Past Lives: Sir Walter Scott at Conisbrough Castle
Following the 200th anniversary of the publication of Ivanhoe, we reveal the role of this romantic fortress in Sir Walter Scott’s historical novel.
‘There are few more beautiful or striking scenes in England than are presented by the vicinity of this ancient Saxon fortress.’
Ivanhoe is the story of a dispossessed knight who, through the offices of a just king, is able to marry his love. Outside of the romance of this marvellous tale, Scottish writer Walter Scott’s phenomenally popular medieval yarn is also a story about the creation of a ‘British’ identity, and reveals much about important political and intellectual debates of the day. The birth of this identity was situated in an ‘ancient’ seat of kings, Conisbrough Castle in South Yorkshire.
In a letter to a friend in 1811, Scott recalled glimpses of Conisbrough Castle he had seen in transit: ‘I once flew past it in the mail coach, when its round towers and flying buttresses had a most romantic effect in the morning dawn.’
Thus captivated, he embellished Conisbrough with ancient origins developed from his accurate interpretation of the origins of its Old English name Cyningesburh (‘the fort of the king’). In Ivanhoe, ‘Coningsburgh’ is the ancient seat of kings where leaders of the two ‘races’ of the kingdom – the educated but aloof Normans and resourceful but backward-looking Saxons – met to be reconciled by Richard the Lionheart. Though the castle is not as old as Scott imagined, the venue he chose to unite the groups, to forge a new English identity, was understood as a castle from a lost golden age.
The motif of unity was clear: Scott wanted to stress the potential of a newly forged British identity out of the constituent peoples of the country in the aftermath of recent civil violence, at Peterloo in 1819, and the more distant Jacobite uprising of 1745. Ivanhoe, published in the same year as Peterloo, was in part Scott’s own appeal to a golden age of democracy and unity.

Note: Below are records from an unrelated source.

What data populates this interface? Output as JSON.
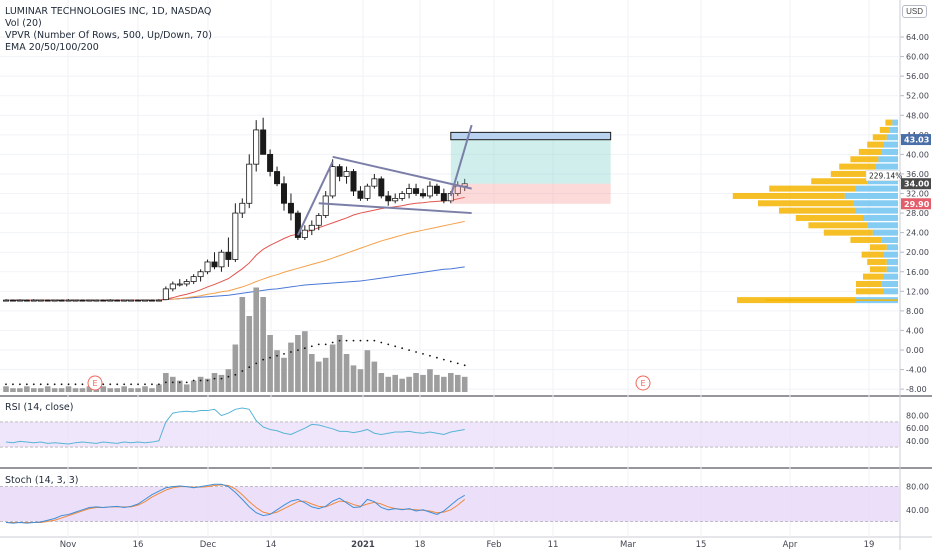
{
  "chart_title": "LUMINAR TECHNOLOGIES INC, 1D, NASDAQ",
  "indicators": [
    "Vol (20)",
    "VPVR (Number Of Rows, 500, Up/Down, 70)",
    "EMA 20/50/100/200"
  ],
  "currency": "USD",
  "rsi_label": "RSI (14, close)",
  "stoch_label": "Stoch (14, 3, 3)",
  "price_axis_labels": [
    "64.00",
    "60.00",
    "56.00",
    "52.00",
    "48.00",
    "44.00",
    "40.00",
    "36.00",
    "32.00",
    "28.00",
    "24.00",
    "20.00",
    "16.00",
    "12.00",
    "8.00",
    "4.00",
    "0.00",
    "-4.00",
    "-8.00"
  ],
  "price_badges": [
    {
      "label": "43.03",
      "value": 43.03,
      "color": "#4a6ea8"
    },
    {
      "label": "34.00",
      "value": 34.0,
      "color": "#4a4a4a"
    },
    {
      "label": "29.90",
      "value": 29.9,
      "color": "#e35d6a"
    }
  ],
  "percent_label": "229.14%",
  "rsi_axis_labels": [
    "80.00",
    "60.00",
    "40.00"
  ],
  "stoch_axis_labels": [
    "80.00",
    "40.00"
  ],
  "x_axis_labels": [
    "Nov",
    "16",
    "Dec",
    "14",
    "2021",
    "18",
    "Feb",
    "11",
    "Mar",
    "15",
    "Apr",
    "19"
  ],
  "earnings_marker": "E",
  "colors": {
    "up_candle": "#ffffff",
    "down_candle": "#1a1a1a",
    "ema20": "#e2544e",
    "ema50": "#f5a14a",
    "ema100": "#4a78d6",
    "volume": "#9e9e9e",
    "vpvr_up": "#6fc3f0",
    "vpvr_down": "#f5b400",
    "rsi": "#57b4d6",
    "stoch_k": "#3f8fd9",
    "stoch_d": "#f08a3c",
    "band_fill": "#eadcfa",
    "pattern": "#7b7fa8"
  },
  "chart_data": {
    "type": "candlestick",
    "ylim": [
      -8,
      64
    ],
    "candles": [
      {
        "o": 10.2,
        "h": 10.4,
        "l": 10.0,
        "c": 10.2
      },
      {
        "o": 10.2,
        "h": 10.3,
        "l": 10.0,
        "c": 10.1
      },
      {
        "o": 10.1,
        "h": 10.4,
        "l": 10.0,
        "c": 10.2
      },
      {
        "o": 10.2,
        "h": 10.3,
        "l": 10.0,
        "c": 10.1
      },
      {
        "o": 10.1,
        "h": 10.4,
        "l": 10.0,
        "c": 10.2
      },
      {
        "o": 10.2,
        "h": 10.3,
        "l": 10.0,
        "c": 10.2
      },
      {
        "o": 10.2,
        "h": 10.3,
        "l": 10.0,
        "c": 10.1
      },
      {
        "o": 10.1,
        "h": 10.3,
        "l": 10.0,
        "c": 10.2
      },
      {
        "o": 10.2,
        "h": 10.3,
        "l": 10.0,
        "c": 10.1
      },
      {
        "o": 10.1,
        "h": 10.4,
        "l": 10.0,
        "c": 10.2
      },
      {
        "o": 10.2,
        "h": 10.3,
        "l": 10.0,
        "c": 10.2
      },
      {
        "o": 10.2,
        "h": 10.3,
        "l": 10.0,
        "c": 10.1
      },
      {
        "o": 10.1,
        "h": 10.3,
        "l": 10.0,
        "c": 10.2
      },
      {
        "o": 10.2,
        "h": 10.3,
        "l": 10.0,
        "c": 10.2
      },
      {
        "o": 10.2,
        "h": 10.3,
        "l": 10.0,
        "c": 10.1
      },
      {
        "o": 10.1,
        "h": 10.4,
        "l": 10.0,
        "c": 10.2
      },
      {
        "o": 10.2,
        "h": 10.3,
        "l": 10.0,
        "c": 10.1
      },
      {
        "o": 10.1,
        "h": 10.3,
        "l": 10.0,
        "c": 10.2
      },
      {
        "o": 10.2,
        "h": 10.3,
        "l": 10.0,
        "c": 10.2
      },
      {
        "o": 10.2,
        "h": 10.3,
        "l": 10.0,
        "c": 10.1
      },
      {
        "o": 10.1,
        "h": 10.3,
        "l": 10.0,
        "c": 10.2
      },
      {
        "o": 10.2,
        "h": 10.3,
        "l": 10.0,
        "c": 10.1
      },
      {
        "o": 10.1,
        "h": 10.4,
        "l": 10.0,
        "c": 10.2
      },
      {
        "o": 10.3,
        "h": 13.0,
        "l": 10.2,
        "c": 12.5
      },
      {
        "o": 12.5,
        "h": 14.0,
        "l": 12.0,
        "c": 13.5
      },
      {
        "o": 13.5,
        "h": 14.5,
        "l": 13.0,
        "c": 13.5
      },
      {
        "o": 13.5,
        "h": 14.5,
        "l": 13.0,
        "c": 14.0
      },
      {
        "o": 14.0,
        "h": 15.5,
        "l": 13.5,
        "c": 15.0
      },
      {
        "o": 15.0,
        "h": 16.5,
        "l": 14.0,
        "c": 16.0
      },
      {
        "o": 16.0,
        "h": 18.5,
        "l": 15.5,
        "c": 18.0
      },
      {
        "o": 18.0,
        "h": 20.0,
        "l": 16.5,
        "c": 17.0
      },
      {
        "o": 17.0,
        "h": 20.5,
        "l": 16.0,
        "c": 20.0
      },
      {
        "o": 20.0,
        "h": 23.0,
        "l": 17.0,
        "c": 18.5
      },
      {
        "o": 18.5,
        "h": 30.0,
        "l": 18.0,
        "c": 28.0
      },
      {
        "o": 28.0,
        "h": 31.0,
        "l": 27.0,
        "c": 30.0
      },
      {
        "o": 30.0,
        "h": 40.0,
        "l": 29.0,
        "c": 38.0
      },
      {
        "o": 38.0,
        "h": 47.0,
        "l": 36.5,
        "c": 45.0
      },
      {
        "o": 45.0,
        "h": 47.5,
        "l": 40.0,
        "c": 40.0
      },
      {
        "o": 40.0,
        "h": 41.0,
        "l": 35.5,
        "c": 36.5
      },
      {
        "o": 36.5,
        "h": 37.5,
        "l": 33.5,
        "c": 34.0
      },
      {
        "o": 34.0,
        "h": 35.5,
        "l": 28.5,
        "c": 30.0
      },
      {
        "o": 30.0,
        "h": 32.0,
        "l": 26.5,
        "c": 28.0
      },
      {
        "o": 28.0,
        "h": 28.5,
        "l": 22.5,
        "c": 23.0
      },
      {
        "o": 23.0,
        "h": 25.5,
        "l": 22.5,
        "c": 24.5
      },
      {
        "o": 24.5,
        "h": 26.5,
        "l": 23.5,
        "c": 25.5
      },
      {
        "o": 25.5,
        "h": 28.0,
        "l": 24.5,
        "c": 27.5
      },
      {
        "o": 27.5,
        "h": 32.5,
        "l": 27.0,
        "c": 31.5
      },
      {
        "o": 31.5,
        "h": 39.0,
        "l": 31.0,
        "c": 37.5
      },
      {
        "o": 37.5,
        "h": 38.0,
        "l": 34.5,
        "c": 35.5
      },
      {
        "o": 35.5,
        "h": 37.5,
        "l": 34.0,
        "c": 36.5
      },
      {
        "o": 36.5,
        "h": 37.0,
        "l": 31.5,
        "c": 32.5
      },
      {
        "o": 32.5,
        "h": 33.5,
        "l": 30.5,
        "c": 31.0
      },
      {
        "o": 31.0,
        "h": 34.0,
        "l": 30.5,
        "c": 33.5
      },
      {
        "o": 33.5,
        "h": 36.0,
        "l": 33.0,
        "c": 35.0
      },
      {
        "o": 35.0,
        "h": 35.5,
        "l": 31.0,
        "c": 31.5
      },
      {
        "o": 31.5,
        "h": 32.5,
        "l": 29.5,
        "c": 30.5
      },
      {
        "o": 30.5,
        "h": 32.0,
        "l": 30.0,
        "c": 31.0
      },
      {
        "o": 31.0,
        "h": 32.5,
        "l": 30.5,
        "c": 32.0
      },
      {
        "o": 32.0,
        "h": 34.0,
        "l": 31.0,
        "c": 33.0
      },
      {
        "o": 33.0,
        "h": 34.0,
        "l": 31.5,
        "c": 32.0
      },
      {
        "o": 32.0,
        "h": 33.0,
        "l": 31.0,
        "c": 31.5
      },
      {
        "o": 31.5,
        "h": 34.5,
        "l": 31.0,
        "c": 33.5
      },
      {
        "o": 33.5,
        "h": 34.0,
        "l": 31.5,
        "c": 32.0
      },
      {
        "o": 32.0,
        "h": 33.0,
        "l": 30.0,
        "c": 30.5
      },
      {
        "o": 30.5,
        "h": 32.5,
        "l": 30.0,
        "c": 32.0
      },
      {
        "o": 32.0,
        "h": 34.5,
        "l": 31.5,
        "c": 33.5
      },
      {
        "o": 33.5,
        "h": 35.0,
        "l": 32.5,
        "c": 34.0
      }
    ],
    "ema20": [
      10.2,
      10.2,
      10.2,
      10.2,
      10.2,
      10.2,
      10.2,
      10.2,
      10.2,
      10.2,
      10.2,
      10.2,
      10.2,
      10.2,
      10.2,
      10.2,
      10.2,
      10.2,
      10.2,
      10.2,
      10.2,
      10.2,
      10.2,
      10.4,
      10.7,
      11.1,
      11.4,
      11.8,
      12.3,
      12.9,
      13.4,
      14.0,
      14.6,
      15.6,
      16.6,
      17.8,
      19.4,
      20.6,
      21.4,
      22.1,
      22.8,
      23.4,
      23.7,
      24.1,
      24.5,
      25.0,
      25.5,
      26.0,
      26.5,
      27.0,
      27.6,
      28.0,
      28.3,
      28.6,
      28.9,
      29.1,
      29.3,
      29.5,
      29.8,
      30.0,
      30.1,
      30.3,
      30.4,
      30.5,
      30.6,
      30.9,
      31.2
    ],
    "ema50": [
      null,
      null,
      null,
      null,
      null,
      null,
      null,
      null,
      null,
      null,
      null,
      null,
      null,
      null,
      null,
      null,
      null,
      null,
      null,
      null,
      null,
      null,
      10.2,
      10.3,
      10.4,
      10.5,
      10.7,
      10.9,
      11.1,
      11.4,
      11.6,
      11.9,
      12.1,
      12.5,
      12.9,
      13.4,
      14.0,
      14.5,
      15.0,
      15.4,
      15.9,
      16.3,
      16.7,
      17.1,
      17.5,
      17.9,
      18.3,
      18.8,
      19.3,
      19.8,
      20.3,
      20.8,
      21.3,
      21.8,
      22.3,
      22.7,
      23.1,
      23.5,
      23.9,
      24.2,
      24.5,
      24.8,
      25.1,
      25.4,
      25.7,
      26.0,
      26.3
    ],
    "ema100": [
      null,
      null,
      null,
      null,
      null,
      null,
      null,
      null,
      null,
      null,
      null,
      null,
      null,
      null,
      null,
      null,
      null,
      null,
      null,
      null,
      null,
      null,
      10.2,
      10.3,
      10.4,
      10.5,
      10.6,
      10.7,
      10.8,
      10.9,
      11.0,
      11.1,
      11.2,
      11.4,
      11.6,
      11.8,
      12.0,
      12.2,
      12.4,
      12.5,
      12.7,
      12.9,
      13.1,
      13.3,
      13.4,
      13.5,
      13.6,
      13.7,
      13.8,
      13.9,
      14.0,
      14.1,
      14.3,
      14.5,
      14.7,
      14.9,
      15.1,
      15.3,
      15.5,
      15.7,
      15.9,
      16.1,
      16.3,
      16.5,
      16.6,
      16.8,
      17.0
    ],
    "ema200_dashed": [
      10.2,
      10.2,
      10.2,
      10.2,
      10.2,
      10.2,
      10.2,
      10.2,
      10.2,
      10.2,
      10.2,
      10.2,
      10.2,
      10.2,
      10.2,
      10.2,
      10.2,
      10.2,
      10.2,
      10.2,
      10.2,
      10.2,
      10.2
    ],
    "volume": [
      0.3,
      0.2,
      0.2,
      0.3,
      0.2,
      0.2,
      0.3,
      0.2,
      0.2,
      0.3,
      0.2,
      0.2,
      0.3,
      0.2,
      0.3,
      0.2,
      0.2,
      0.3,
      0.2,
      0.2,
      0.3,
      0.2,
      0.4,
      1.0,
      0.8,
      0.6,
      0.4,
      0.6,
      0.8,
      0.7,
      1.0,
      0.9,
      1.2,
      2.5,
      5.0,
      4.0,
      5.5,
      5.0,
      3.0,
      2.2,
      1.8,
      2.6,
      3.0,
      3.2,
      2.0,
      1.6,
      1.8,
      2.5,
      3.0,
      2.0,
      1.4,
      1.2,
      2.2,
      1.6,
      1.0,
      0.8,
      0.9,
      0.7,
      0.8,
      1.0,
      0.9,
      1.2,
      0.9,
      0.8,
      1.0,
      0.9,
      0.8
    ],
    "volume_ma": [
      0.3,
      0.3,
      0.3,
      0.3,
      0.3,
      0.3,
      0.3,
      0.3,
      0.3,
      0.3,
      0.3,
      0.3,
      0.3,
      0.3,
      0.3,
      0.3,
      0.3,
      0.3,
      0.3,
      0.3,
      0.3,
      0.3,
      0.3,
      0.4,
      0.4,
      0.4,
      0.4,
      0.5,
      0.5,
      0.5,
      0.6,
      0.6,
      0.7,
      0.8,
      1.0,
      1.2,
      1.4,
      1.6,
      1.7,
      1.8,
      1.9,
      2.0,
      2.1,
      2.2,
      2.3,
      2.4,
      2.4,
      2.5,
      2.6,
      2.6,
      2.6,
      2.6,
      2.6,
      2.6,
      2.5,
      2.4,
      2.3,
      2.2,
      2.1,
      2.0,
      1.9,
      1.8,
      1.7,
      1.6,
      1.5,
      1.4,
      1.3
    ],
    "rsi": [
      38,
      37,
      39,
      38,
      37,
      38,
      36,
      37,
      36,
      35,
      37,
      38,
      37,
      36,
      38,
      37,
      36,
      38,
      37,
      38,
      37,
      38,
      40,
      70,
      84,
      86,
      87,
      86,
      88,
      88,
      90,
      80,
      84,
      90,
      92,
      90,
      72,
      62,
      58,
      56,
      52,
      50,
      55,
      60,
      66,
      65,
      62,
      59,
      55,
      55,
      53,
      55,
      58,
      52,
      50,
      52,
      54,
      54,
      55,
      53,
      52,
      54,
      52,
      50,
      54,
      56,
      58
    ],
    "rsi_range": [
      0,
      100
    ],
    "stoch_k": [
      18,
      17,
      18,
      17,
      18,
      19,
      22,
      25,
      30,
      32,
      36,
      40,
      44,
      45,
      44,
      45,
      46,
      44,
      46,
      50,
      58,
      66,
      72,
      78,
      80,
      81,
      80,
      78,
      80,
      82,
      84,
      84,
      80,
      70,
      58,
      45,
      35,
      30,
      32,
      40,
      48,
      55,
      58,
      52,
      45,
      42,
      46,
      55,
      60,
      52,
      44,
      45,
      58,
      54,
      44,
      40,
      42,
      40,
      42,
      38,
      40,
      36,
      32,
      38,
      48,
      58,
      65
    ],
    "stoch_d": [
      18,
      18,
      18,
      18,
      18,
      18,
      20,
      22,
      26,
      30,
      34,
      38,
      42,
      44,
      44,
      45,
      45,
      45,
      45,
      48,
      54,
      62,
      68,
      74,
      78,
      80,
      80,
      79,
      79,
      80,
      82,
      83,
      82,
      76,
      66,
      54,
      44,
      36,
      33,
      36,
      42,
      48,
      54,
      55,
      50,
      46,
      45,
      50,
      55,
      54,
      49,
      46,
      50,
      53,
      50,
      45,
      42,
      41,
      41,
      40,
      39,
      38,
      35,
      36,
      40,
      48,
      58
    ],
    "stoch_range": [
      0,
      100
    ],
    "vpvr": [
      {
        "price": 10.2,
        "up": 0.3,
        "down": 0.85
      },
      {
        "price": 12.0,
        "up": 0.1,
        "down": 0.2
      },
      {
        "price": 13.5,
        "up": 0.12,
        "down": 0.18
      },
      {
        "price": 15.0,
        "up": 0.1,
        "down": 0.15
      },
      {
        "price": 16.5,
        "up": 0.08,
        "down": 0.12
      },
      {
        "price": 18.0,
        "up": 0.08,
        "down": 0.14
      },
      {
        "price": 19.5,
        "up": 0.1,
        "down": 0.16
      },
      {
        "price": 21.0,
        "up": 0.08,
        "down": 0.12
      },
      {
        "price": 22.5,
        "up": 0.12,
        "down": 0.22
      },
      {
        "price": 24.0,
        "up": 0.18,
        "down": 0.35
      },
      {
        "price": 25.5,
        "up": 0.22,
        "down": 0.42
      },
      {
        "price": 27.0,
        "up": 0.25,
        "down": 0.48
      },
      {
        "price": 28.5,
        "up": 0.3,
        "down": 0.55
      },
      {
        "price": 30.0,
        "up": 0.32,
        "down": 0.68
      },
      {
        "price": 31.5,
        "up": 0.38,
        "down": 0.8
      },
      {
        "price": 33.0,
        "up": 0.3,
        "down": 0.62
      },
      {
        "price": 34.5,
        "up": 0.22,
        "down": 0.4
      },
      {
        "price": 36.0,
        "up": 0.18,
        "down": 0.3
      },
      {
        "price": 37.5,
        "up": 0.16,
        "down": 0.26
      },
      {
        "price": 39.0,
        "up": 0.14,
        "down": 0.2
      },
      {
        "price": 40.5,
        "up": 0.12,
        "down": 0.16
      },
      {
        "price": 42.0,
        "up": 0.1,
        "down": 0.12
      },
      {
        "price": 43.5,
        "up": 0.08,
        "down": 0.1
      },
      {
        "price": 45.0,
        "up": 0.06,
        "down": 0.07
      },
      {
        "price": 46.5,
        "up": 0.04,
        "down": 0.05
      }
    ],
    "pattern": {
      "flagpole": [
        {
          "i": 42,
          "p": 23.5
        },
        {
          "i": 47,
          "p": 38.5
        }
      ],
      "upper": [
        {
          "i": 47,
          "p": 39.5
        },
        {
          "i": 67,
          "p": 33.0
        }
      ],
      "lower": [
        {
          "i": 45,
          "p": 30.0
        },
        {
          "i": 67,
          "p": 28.0
        }
      ],
      "breakout": [
        {
          "i": 64,
          "p": 31.5
        },
        {
          "i": 67,
          "p": 46.0
        }
      ],
      "target": [
        {
          "i": 64,
          "p": 33.0
        },
        {
          "i": 65.8,
          "p": 44.0
        }
      ],
      "target_box": {
        "i0": 64,
        "i1": 87,
        "p0": 43.0,
        "p1": 44.5
      },
      "profit_zone": {
        "i0": 64,
        "i1": 87,
        "p0": 34.0,
        "p1": 43.0
      },
      "risk_zone": {
        "i0": 64,
        "i1": 87,
        "p0": 29.9,
        "p1": 34.0
      }
    }
  }
}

This was also a time when intellectuals sought to explain social position and morality as products of physical or biological characteristics – racialism.
The identification of the Saxon ‘race’ in England and parts of Scotland, in contrast to Gaels and Jews, underpinned how intellectuals such as Scott understood their past, in contrast to the other ‘race’ communities of 19th-century Britain.
The union of ‘races’ in Ivanhoe is a significant reason why Scott’s story remained so important in school curriculums across the British Empire in the 19th century.